Both the UK and Canada have adopted a single-dose vaccine strategy that prioritizes people at greatest risk of monkeypox. And health departments in several major US cities adopted a similar strategy amid limited supplies, including New York, San Francisco and Washington.
US officials have sent more than 617,000 full vaccine doses to state and local health departments and plan to distribute another 380,000 in the coming weeks. So far, it has been recommended for people who have already been exposed to monkeypox or who are likely to get it due to recent sexual contacts in areas where the virus is spreading.
The Biden administration has come under fire for not quickly gathering several million doses from the nation’s strategic national stockpile. Officials have ordered 5 million rounds since July, but most are not expected to be delivered until 2023.
The US government owns bulk vaccine ingredients equivalent to 16.1 million doses under contracts with Danish manufacturer Bavarian Nordic. But the material must be sealed in vials, a process expected to take months as the small company orders from other nations.
HHS responded to criticism last week about the pace and timing of the government’s vaccine decisions.
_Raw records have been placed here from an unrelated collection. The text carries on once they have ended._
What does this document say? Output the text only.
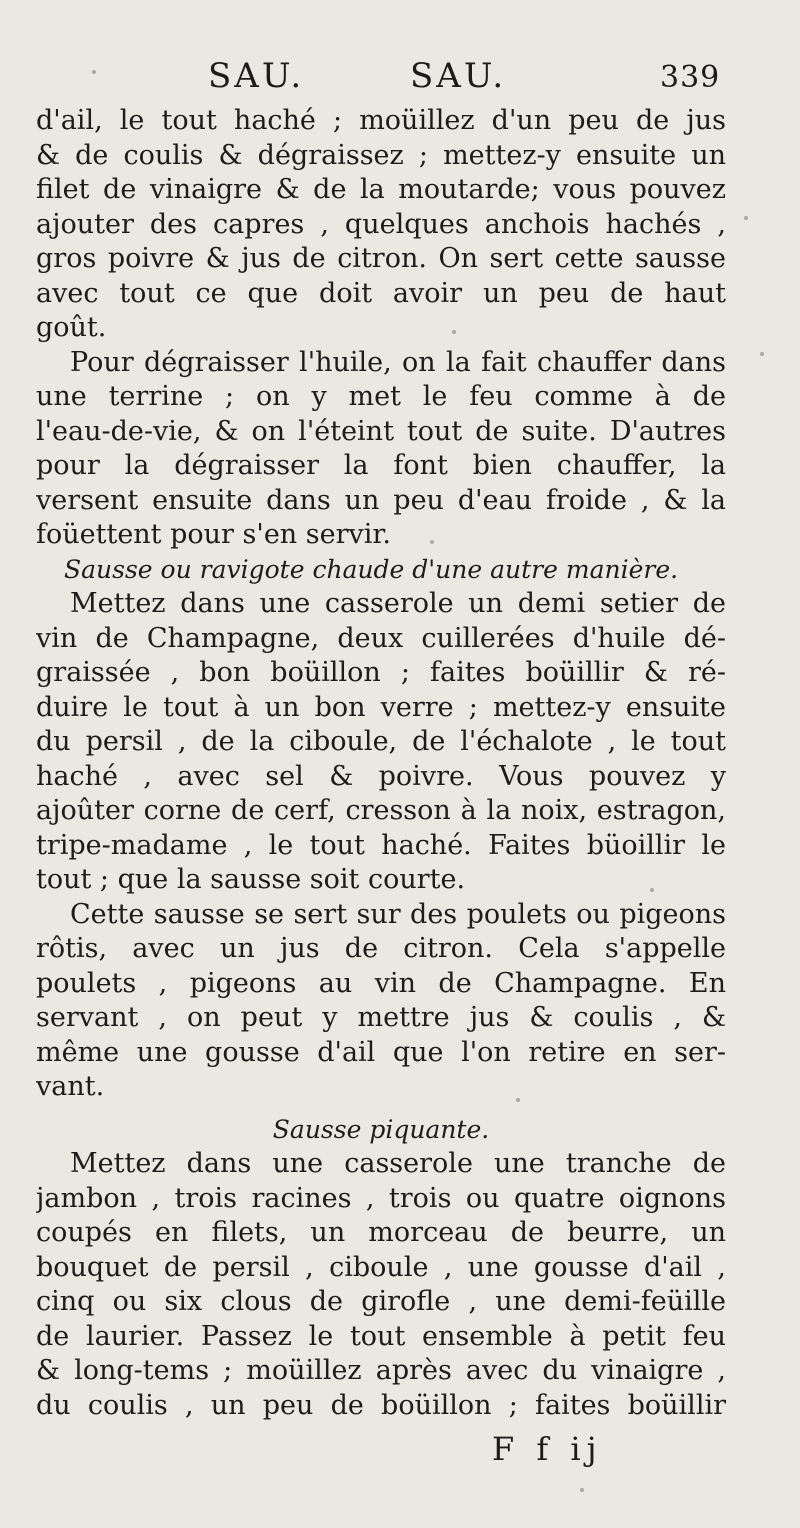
SAU.	SAU.	339
d'ail, le tout haché ; moüillez d'un peu de jus
& de coulis & dégraissez ; mettez-y ensuite un
filet de vinaigre & de la moutarde; vous pouvez
ajouter des capres , quelques anchois hachés ,
gros poivre & jus de citron. On sert cette sausse
avec tout ce que doit avoir un peu de haut
goût.
Pour dégraisser l'huile, on la fait chauffer dans
une terrine ; on y met le feu comme à de
l'eau-de-vie, & on l'éteint tout de suite. D'autres
pour la dégraisser la font bien chauffer, la
versent ensuite dans un peu d'eau froide , & la
foüettent pour s'en servir.
Sausse ou ravigote chaude d'une autre manière.
Mettez dans une casserole un demi setier de
vin de Champagne, deux cuillerées d'huile dé-
graissée , bon boüillon ; faites boüillir & ré-
duire le tout à un bon verre ; mettez-y ensuite
du persil , de la ciboule, de l'échalote , le tout
haché , avec sel & poivre. Vous pouvez y
ajoûter corne de cerf, cresson à la noix, estragon,
tripe-madame , le tout haché. Faites büoillir le
tout ; que la sausse soit courte.
Cette sausse se sert sur des poulets ou pigeons
rôtis, avec un jus de citron. Cela s'appelle
poulets , pigeons au vin de Champagne. En
servant , on peut y mettre jus & coulis , &
même une gousse d'ail que l'on retire en ser-
vant.
Sausse piquante.
Mettez dans une casserole une tranche de
jambon , trois racines , trois ou quatre oignons
coupés en filets, un morceau de beurre, un
bouquet de persil , ciboule , une gousse d'ail ,
cinq ou six clous de girofle , une demi-feüille
de laurier. Passez le tout ensemble à petit feu
& long-tems ; moüillez après avec du vinaigre ,
du coulis , un peu de boüillon ; faites boüillir
F f ij
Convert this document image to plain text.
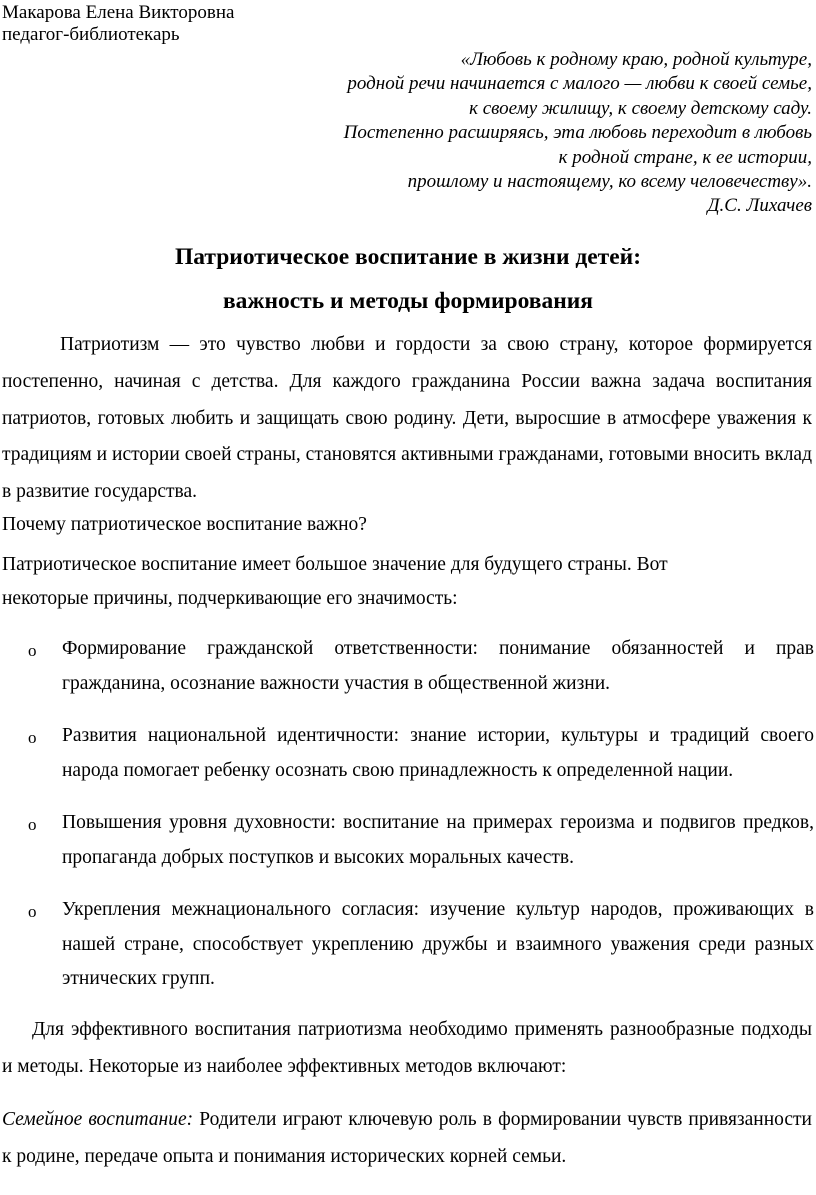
Макарова Елена Викторовна
педагог-библиотекарь
«Любовь к родному краю, родной культуре,
родной речи начинается с малого — любви к своей семье,
к своему жилищу, к своему детскому саду.
Постепенно расширяясь, эта любовь переходит в любовь
к родной стране, к ее истории,
прошлому и настоящему, ко всему человечеству».
Д.С. Лихачев
Патриотическое воспитание в жизни детей:
важность и методы формирования

Патриотизм — это чувство любви и гордости за свою страну, которое формируется постепенно, начиная с детства. Для каждого гражданина России важна задача воспитания патриотов, готовых любить и защищать свою родину. Дети, выросшие в атмосфере уважения к традициям и истории своей страны, становятся активными гражданами, готовыми вносить вклад в развитие государства.

Почему патриотическое воспитание важно?
Патриотическое воспитание имеет большое значение для будущего страны. Вот
некоторые причины, подчеркивающие его значимость:
o Формирование гражданской ответственности: понимание обязанностей и прав гражданина, осознание важности участия в общественной жизни.
o Развития национальной идентичности: знание истории, культуры и традиций своего народа помогает ребенку осознать свою принадлежность к определенной нации.
o Повышения уровня духовности: воспитание на примерах героизма и подвигов предков, пропаганда добрых поступков и высоких моральных качеств.
o Укрепления межнационального согласия: изучение культур народов, проживающих в нашей стране, способствует укреплению дружбы и взаимного уважения среди разных этнических групп.

Для эффективного воспитания патриотизма необходимо применять разнообразные подходы и методы. Некоторые из наиболее эффективных методов включают:

Семейное воспитание: Родители играют ключевую роль в формировании чувств привязанности к родине, передаче опыта и понимания исторических корней семьи.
“We were thoughtful about how and when to use bulk vaccine because when you remove it from bulk, you lose years of shelf life,” a spokesperson said in an emailed statement.
The FDA approved the Jynneos vaccine in 2019 to prevent smallpox and monkeypox, based in part on studies in monkeys. Animals that received the two-dose vaccination were more than twice as likely to survive than those that did not after being infected with monkeypox, according to the FDA labeling.
Additional human studies showed that people who received Jynneos had an immune response similar to those who received an older smallpox vaccine. But Jynneos has not been tested in humans with either monkeypox or its relative smallpox, which was eradicated decades ago.
It is typical of many of the vaccines and drugs in the national stockpile that treat rare or deadly pathogens such as anthrax or the plague.
The US government has spent more than $1 billion developing and stockpiling the freeze-dried vaccine, which replaced an earlier liquid version that had a shorter shelf life. Bavarian Nordic has a 10-year contract with the US to supply the new vaccine.